Counting arcs on hyperbolic surfaces

TL;DR

This paper establishes the asymptotic growth rate of the number of arcs of bounded length on hyperbolic surfaces with boundary, revealing a polynomial growth related to the surface's topology.

Contribution

It provides the first precise asymptotic formulas for counting arcs on hyperbolic surfaces, including both boundary-to-boundary and cusp-to-cusp arcs.

Findings

Number of arcs grows as L^{6g-6+2(n+p)} for surfaces with genus g, n boundaries, p punctures.

Derived asymptotics for arcs between boundary components and cusps.

Constants depend on the surface's geometric and topological properties.

Abstract

We give the asymptotic growth of the number of (multi-)arcs of bounded length between boundary components on complete finite-area hyperbolic surfaces with boundary.

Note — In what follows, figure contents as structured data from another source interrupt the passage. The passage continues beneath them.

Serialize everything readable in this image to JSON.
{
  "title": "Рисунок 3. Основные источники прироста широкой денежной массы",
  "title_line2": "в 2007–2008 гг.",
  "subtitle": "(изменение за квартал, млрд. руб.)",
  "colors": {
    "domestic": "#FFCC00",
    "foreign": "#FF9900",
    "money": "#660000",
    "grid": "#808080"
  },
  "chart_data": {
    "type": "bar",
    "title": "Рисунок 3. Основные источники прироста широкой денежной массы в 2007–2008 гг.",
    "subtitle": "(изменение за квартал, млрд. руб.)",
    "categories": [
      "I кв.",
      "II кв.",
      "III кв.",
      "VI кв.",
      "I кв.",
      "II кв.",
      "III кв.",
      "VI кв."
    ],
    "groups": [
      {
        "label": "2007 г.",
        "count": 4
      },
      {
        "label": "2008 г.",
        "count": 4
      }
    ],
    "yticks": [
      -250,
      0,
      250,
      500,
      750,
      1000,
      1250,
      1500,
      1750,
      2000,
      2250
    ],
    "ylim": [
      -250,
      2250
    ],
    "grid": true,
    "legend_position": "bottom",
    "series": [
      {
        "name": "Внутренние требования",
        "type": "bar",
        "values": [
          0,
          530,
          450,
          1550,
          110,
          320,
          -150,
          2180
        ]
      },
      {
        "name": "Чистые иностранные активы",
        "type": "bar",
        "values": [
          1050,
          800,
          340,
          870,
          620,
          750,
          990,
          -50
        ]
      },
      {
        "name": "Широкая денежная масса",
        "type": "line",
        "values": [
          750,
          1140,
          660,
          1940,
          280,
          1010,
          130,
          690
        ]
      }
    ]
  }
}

Specifically, if $S$ has genus $g$, $n$ boundary components and $p$ punctures, then the number of orthogeodesic arcs in each pure mapping class group orbit of length at most $L$ is asymptotic to $L^{6g-6+2(n+p)}$ times a constant. We prove an analogous result for arcs between cusps, where we define the length of such an arc to be the length of the sub-arc obtained by removing certain cuspidal regions from the surface.